Sunday, May 20, 2007

Great Jerry’s Ghost!

[Scene: Pat Robertson's opulent study. Time: the present, late one night]

Paaaaaaaaat! Paaaaaaaaat! Are yooooooooooou thereeee?

What? Hello? Is somebody there? Jesus Christ that's spooky.

Noooooooo. It's not Jeeeeeeeeeesus. It's meeeeeeeeeee, Jerreeeeeeeeee. Jereeeeeee Faaaaaaaaaalwell.

Jerry Falwell? You're, I mean he, is dead!

Some believeeeeeeeeeeeer you are! I'm Faaaaaaaaaaaalwell all right. Look over here!

[Robertson turns to see the ephemeral figure of Jerry Falwell, dressed in a coarse brown robe. He is dirty, sooty even, and disheveled. There is a rope tied around his waist like a belt, and one end of the rope is looped into a hangman's noose around Falwell's neck. There is the smell of brimstone in the air.]

Jesus, Falwell, you look terrible! What do you want with me?

I haaaaaaaaaaaaave cooooooooooome to waaaaaaaaaaarnnnnnnnnn yoooooooooou!

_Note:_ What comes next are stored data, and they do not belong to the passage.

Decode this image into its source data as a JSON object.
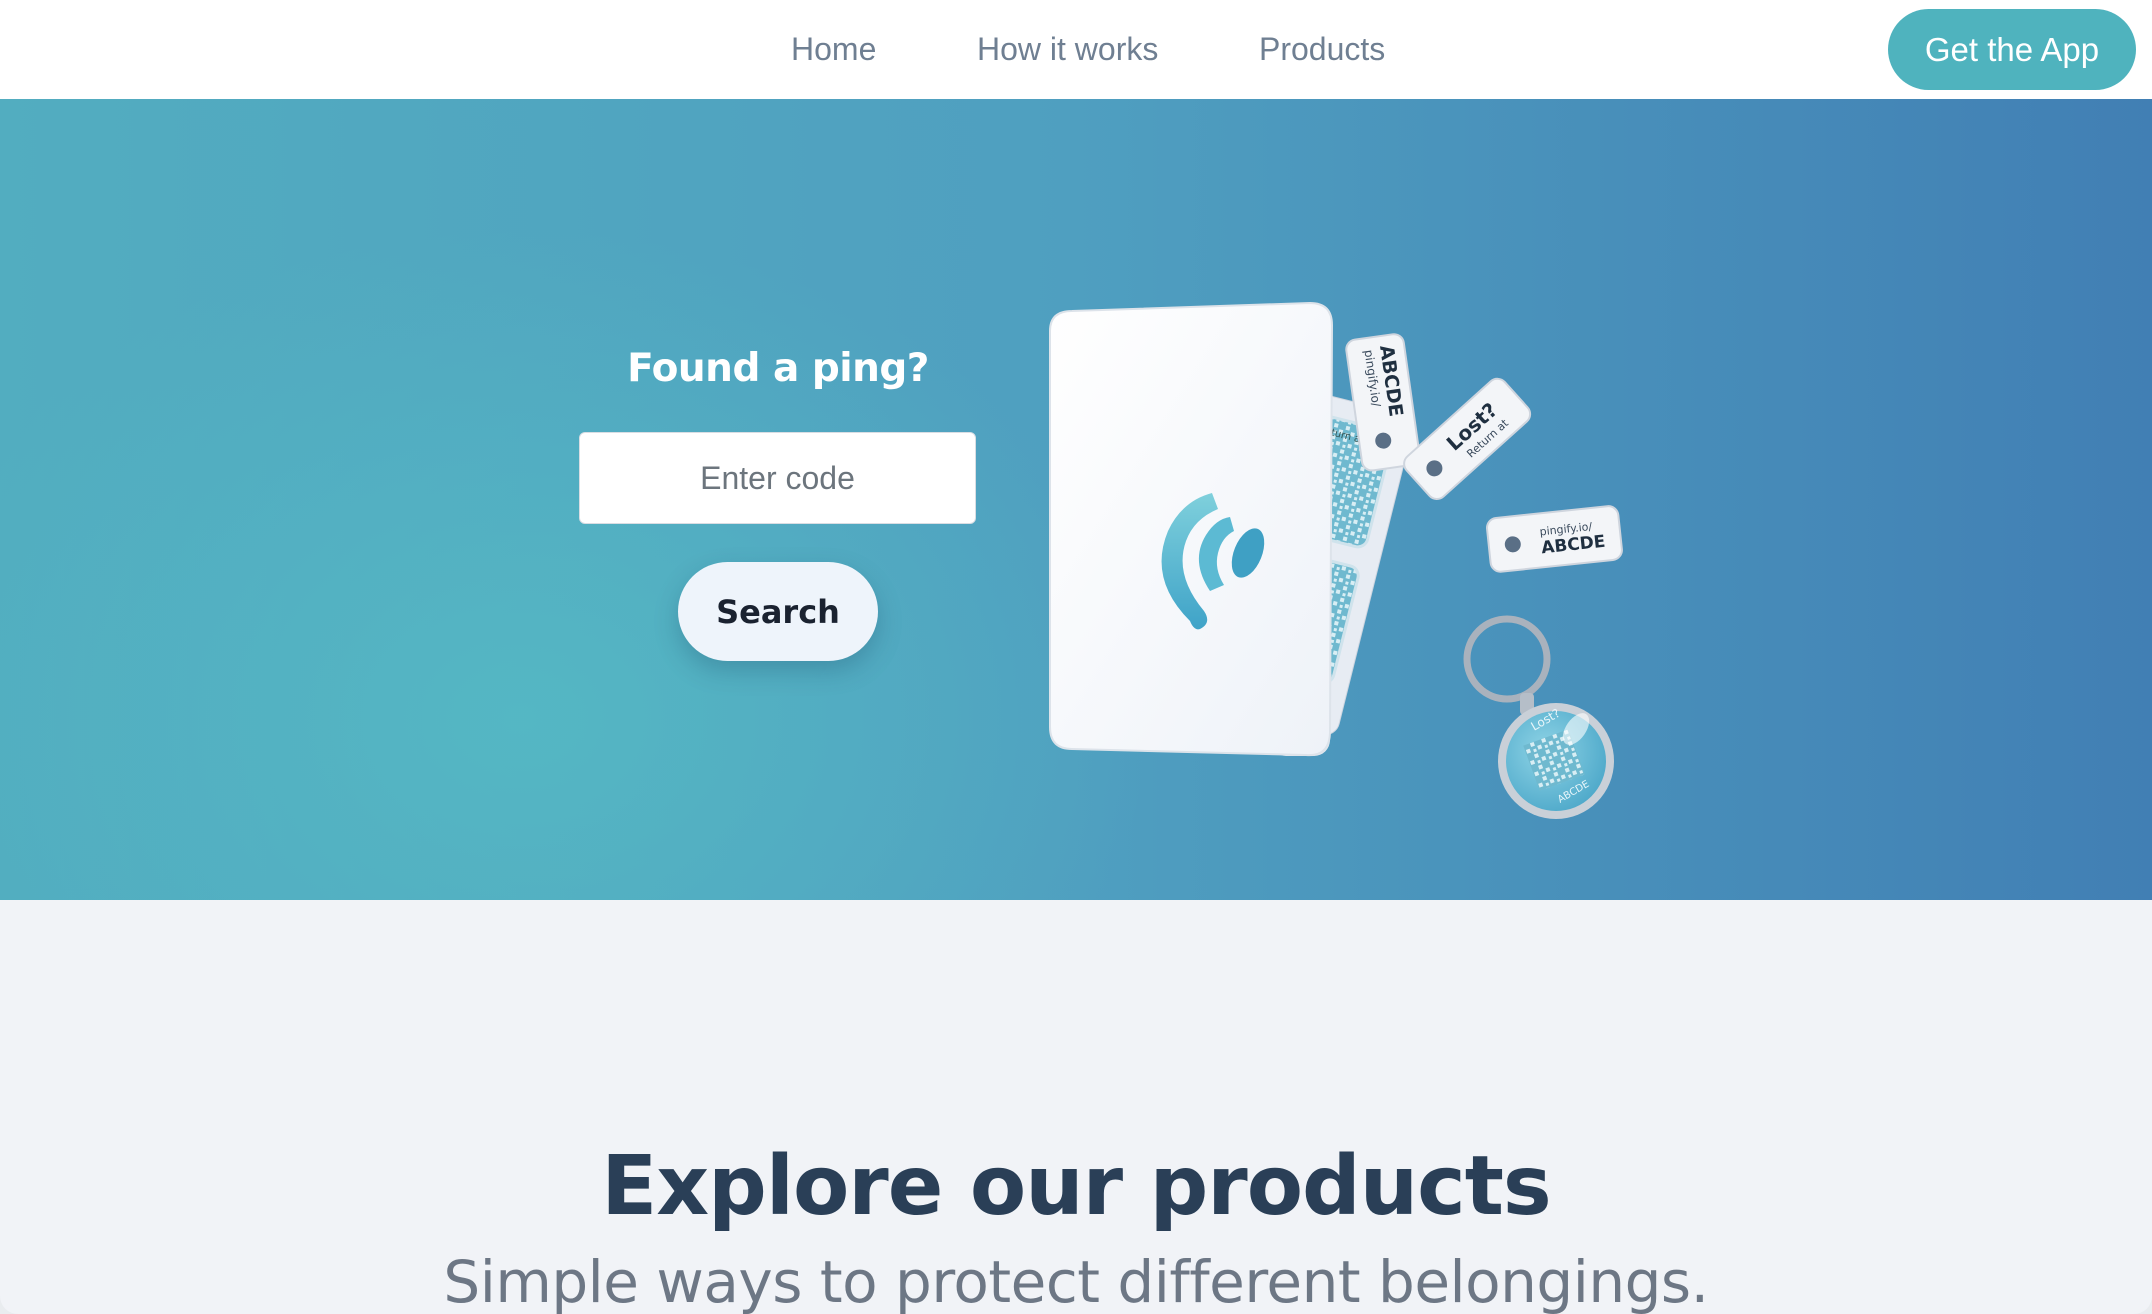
{
  "nav": {
    "links": [
      "Home",
      "How it works",
      "Products"
    ],
    "cta_label": "Get the App"
  },
  "hero": {
    "title": "Found a ping?",
    "input_placeholder": "Enter code",
    "search_label": "Search",
    "product_tags": {
      "tag1_url": "pingify.io/",
      "tag1_code": "ABCDE",
      "tag2_title": "Lost?",
      "tag2_sub": "Return at",
      "tag3_url": "pingify.io/",
      "tag3_code": "ABCDE",
      "sticker_text": "Lost? Return at",
      "keyring_title": "Lost?",
      "keyring_code": "ABCDE"
    }
  },
  "explore": {
    "title": "Explore our products",
    "subtitle": "Simple ways to protect different belongings."
  },
  "colors": {
    "accent": "#4fb3be",
    "hero_start": "#52adc0",
    "hero_end": "#417fb4",
    "heading": "#2a3f57"
  }
}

Warn me? Come on; I've read Charles Dickens. Get out of here, you fraud! [With that, Roberson picks up a leaded-crystal paperweight and hurls it at the Falwell figure. It catches him square in the chest but passes right through, striking the wall and shattering.]

Niiiiiiiiice shot. Doooooooooo yoooooooooou believe meeeeeeeeeee nowwwwwwwwwww?

It must be some kind of trick. Or maybe the potato salad I had for a late night snack was bad.

Oooooooooooooh, that potatooooooo saaaaaaaaaalad was naaaaaaaaaaasty, all right, but I'm reeeeeeeeeeal, as reeeeeeeeeeal as any ghost can be.

[a little uncertain now] Okay, but what do you want to warn me about?

I waaaaaaaaaaaant yoooooooooou tooooooooo repennnnnnnnnnnnnnt.

From what? A little gluttony? Compared to you, I'm Adonis, for chrissake!

HAHAHAHAHAHAHAHAHAHAHAHAHAHAHAHAHAHAHAHA!

What so funny?

You're as bliiiiiiiiiiiiind as I was.

God has given me great vision.

Noooooooooo, Pat; you gave you great vision.

I must say your diction is getting better.

Thank youuuuuuuuuuuuuu. But don't change the subject. D'you see this rope around my neck? It is the braid of bigotry. I have been weaving it all my life. And now I must wear this coil, this noose, of my own making. It is my eternal punishment. And I have seen the one you have been weaving, Pat, and it is already longer and thicker than mine.

Really?

Reeeeeeeaaaaaaaaaly!

What can I do, Spirit Jerry, to avoid your fate?

Listen up, Pat. In coming days, you will be visited by three ghosts or spirits, or perhaps even persons. I'm not sure who has been lined up for you yet. But listen to them and ye may yet avoid my fate.

And if I don't?

HAHAHAHAHAHAHAHAHAHAHAHAHAHAHAHAHAHAHAHA! What do I smell like to you Pat?

I understand.

I'm not sure that you do, but heed them well. Goodbye, old friend. If you're lucky, we won't meet again. [the ghost vaporizes]

[Robertson sits quietly for a moment, trembling. Then he brightens.]

I gotta tell the housekeeper to get rid of that potato salad. I need a scotch!